Vintage Kitchenalia at Brown and White, Tetbury

If vintage kitchenalia is your drug, then the Brown and White shop at 53 Long Street in Tetbury is the equivalent of a cocaine dealer’s den. Four entire floors of a beautiful, double fronted historic building is dedicated to the shabby-chic-retro world of old jelly moulds, enamel cake tins, polka dot tea towels, turquoise hand-blown glassware, steel weighing scales, wooden bread racks, bone and silver cutlery, striped grain sacks, copper pots, French faience porcelain and all manner of the old, the alluring and the highly covetable.
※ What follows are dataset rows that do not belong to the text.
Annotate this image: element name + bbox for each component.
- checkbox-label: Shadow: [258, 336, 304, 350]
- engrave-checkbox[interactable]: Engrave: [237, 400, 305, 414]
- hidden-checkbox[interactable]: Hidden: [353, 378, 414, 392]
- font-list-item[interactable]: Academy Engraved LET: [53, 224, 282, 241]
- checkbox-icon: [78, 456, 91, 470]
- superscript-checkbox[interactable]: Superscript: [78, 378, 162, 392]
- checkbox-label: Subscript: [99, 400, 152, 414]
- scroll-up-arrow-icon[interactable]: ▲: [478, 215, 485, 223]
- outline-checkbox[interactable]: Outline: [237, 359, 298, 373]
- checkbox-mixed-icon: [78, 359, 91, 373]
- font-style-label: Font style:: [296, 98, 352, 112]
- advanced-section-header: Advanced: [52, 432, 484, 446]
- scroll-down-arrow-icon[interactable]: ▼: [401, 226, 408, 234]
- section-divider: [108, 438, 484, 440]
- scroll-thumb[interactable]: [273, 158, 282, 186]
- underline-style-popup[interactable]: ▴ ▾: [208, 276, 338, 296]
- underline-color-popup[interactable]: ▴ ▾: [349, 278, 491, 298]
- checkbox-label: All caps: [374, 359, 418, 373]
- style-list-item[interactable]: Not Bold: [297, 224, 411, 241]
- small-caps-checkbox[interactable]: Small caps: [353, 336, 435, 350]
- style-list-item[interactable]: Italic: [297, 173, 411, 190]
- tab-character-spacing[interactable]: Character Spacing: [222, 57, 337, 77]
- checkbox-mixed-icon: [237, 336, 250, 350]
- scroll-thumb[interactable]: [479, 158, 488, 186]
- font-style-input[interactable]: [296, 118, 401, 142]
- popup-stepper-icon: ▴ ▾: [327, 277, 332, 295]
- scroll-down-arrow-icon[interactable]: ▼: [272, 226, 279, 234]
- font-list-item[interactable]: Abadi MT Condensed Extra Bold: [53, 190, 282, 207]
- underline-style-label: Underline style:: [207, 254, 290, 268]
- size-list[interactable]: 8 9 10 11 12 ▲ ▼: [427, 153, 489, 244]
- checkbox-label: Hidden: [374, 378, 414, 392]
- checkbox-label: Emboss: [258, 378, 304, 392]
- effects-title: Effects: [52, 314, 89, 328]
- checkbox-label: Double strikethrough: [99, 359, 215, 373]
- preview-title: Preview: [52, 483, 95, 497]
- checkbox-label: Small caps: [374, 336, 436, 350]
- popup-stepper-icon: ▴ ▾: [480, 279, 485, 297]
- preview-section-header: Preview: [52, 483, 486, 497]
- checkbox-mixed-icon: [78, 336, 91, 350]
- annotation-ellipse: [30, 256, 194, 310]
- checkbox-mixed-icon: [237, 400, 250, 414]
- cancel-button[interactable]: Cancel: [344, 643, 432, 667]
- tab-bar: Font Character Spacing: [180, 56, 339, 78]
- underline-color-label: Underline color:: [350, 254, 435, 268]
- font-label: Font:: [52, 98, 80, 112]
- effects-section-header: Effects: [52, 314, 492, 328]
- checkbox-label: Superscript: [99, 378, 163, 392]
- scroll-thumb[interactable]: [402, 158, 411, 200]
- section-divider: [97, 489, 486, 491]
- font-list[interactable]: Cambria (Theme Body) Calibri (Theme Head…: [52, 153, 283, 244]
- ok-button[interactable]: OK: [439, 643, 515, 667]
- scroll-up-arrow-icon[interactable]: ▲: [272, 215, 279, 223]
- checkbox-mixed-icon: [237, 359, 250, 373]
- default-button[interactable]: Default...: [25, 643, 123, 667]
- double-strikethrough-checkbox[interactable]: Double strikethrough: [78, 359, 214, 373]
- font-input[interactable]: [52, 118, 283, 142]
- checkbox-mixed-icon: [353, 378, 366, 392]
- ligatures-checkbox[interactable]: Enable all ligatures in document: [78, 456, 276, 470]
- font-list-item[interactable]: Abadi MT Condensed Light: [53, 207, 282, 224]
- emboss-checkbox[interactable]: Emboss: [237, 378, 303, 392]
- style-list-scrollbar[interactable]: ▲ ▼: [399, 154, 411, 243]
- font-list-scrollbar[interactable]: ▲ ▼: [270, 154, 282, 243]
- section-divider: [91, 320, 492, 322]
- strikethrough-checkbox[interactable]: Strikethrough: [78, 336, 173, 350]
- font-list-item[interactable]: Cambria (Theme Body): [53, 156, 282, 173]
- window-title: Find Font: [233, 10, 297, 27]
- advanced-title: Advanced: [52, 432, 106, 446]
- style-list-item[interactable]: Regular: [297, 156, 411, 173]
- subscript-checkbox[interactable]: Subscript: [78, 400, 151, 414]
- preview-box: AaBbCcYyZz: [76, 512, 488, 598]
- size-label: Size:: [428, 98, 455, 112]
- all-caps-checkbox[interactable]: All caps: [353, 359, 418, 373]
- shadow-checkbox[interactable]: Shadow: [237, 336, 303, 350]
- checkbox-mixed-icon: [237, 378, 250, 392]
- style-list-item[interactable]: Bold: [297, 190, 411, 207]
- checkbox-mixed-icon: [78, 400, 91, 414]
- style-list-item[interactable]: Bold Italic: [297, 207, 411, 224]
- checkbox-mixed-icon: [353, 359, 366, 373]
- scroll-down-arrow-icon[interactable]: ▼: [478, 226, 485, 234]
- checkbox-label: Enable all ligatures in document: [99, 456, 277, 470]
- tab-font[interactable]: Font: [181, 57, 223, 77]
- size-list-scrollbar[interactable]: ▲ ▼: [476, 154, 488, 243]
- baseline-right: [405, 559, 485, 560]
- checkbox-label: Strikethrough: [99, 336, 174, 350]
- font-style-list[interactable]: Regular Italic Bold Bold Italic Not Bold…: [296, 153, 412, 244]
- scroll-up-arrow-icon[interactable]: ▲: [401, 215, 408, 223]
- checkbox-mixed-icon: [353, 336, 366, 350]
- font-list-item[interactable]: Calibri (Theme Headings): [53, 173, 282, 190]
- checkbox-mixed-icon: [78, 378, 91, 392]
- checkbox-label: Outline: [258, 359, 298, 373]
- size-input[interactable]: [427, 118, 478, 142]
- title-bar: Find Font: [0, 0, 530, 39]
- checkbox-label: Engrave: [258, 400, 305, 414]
Libs Lewis, the founder of Sharland and Lewis, who used to trade across the road, is the proud owner, along with her husband, of the shop. As you make your way round its myriad of small rooms, leading off coir covered landings, winding onwards, upwards, bated breath, eyes darting, you will be focussed on the prize, the booty. One room more beautiful than the next, you could quite easily spend a whole morning wandering through this vast and exquisite collection, lusting after furniture, lighting, rugs, flags, signs and art deco lettering.

If you were re-decorating your home and wanted to create an evocative, colonial and romantic ambiance, with a pale and rugged palette, revealing  the patina of age and glory, from when Britain ruled the world, France threatened it, the map was covered in red, and there was still honey and jam for tea, this is your kind of shop.

Needless to say, husbands will be throwing sharp objects at the computer now. Be prepared to pay what the market demands, because Country Living, World of Interiors and Homes and Gardens magazine have only driven this market one way, and it isn’t south. But when you hold that delicate, cross-stitched monogrammed napkin in your hand, that encased wooden biscuit mould, that white tea cup lined with blush pink and crimson red roses in your hand, time stands still. You wonder about the Victorian fingers that stitched, the Georgian hands that carved, and the 1920’s dinner party that celebrated it’s, then, novelty. Within the walls of 53 Long Street there are many stories, families, kitchens and lives. Be prepared for the most beautiful shop in England.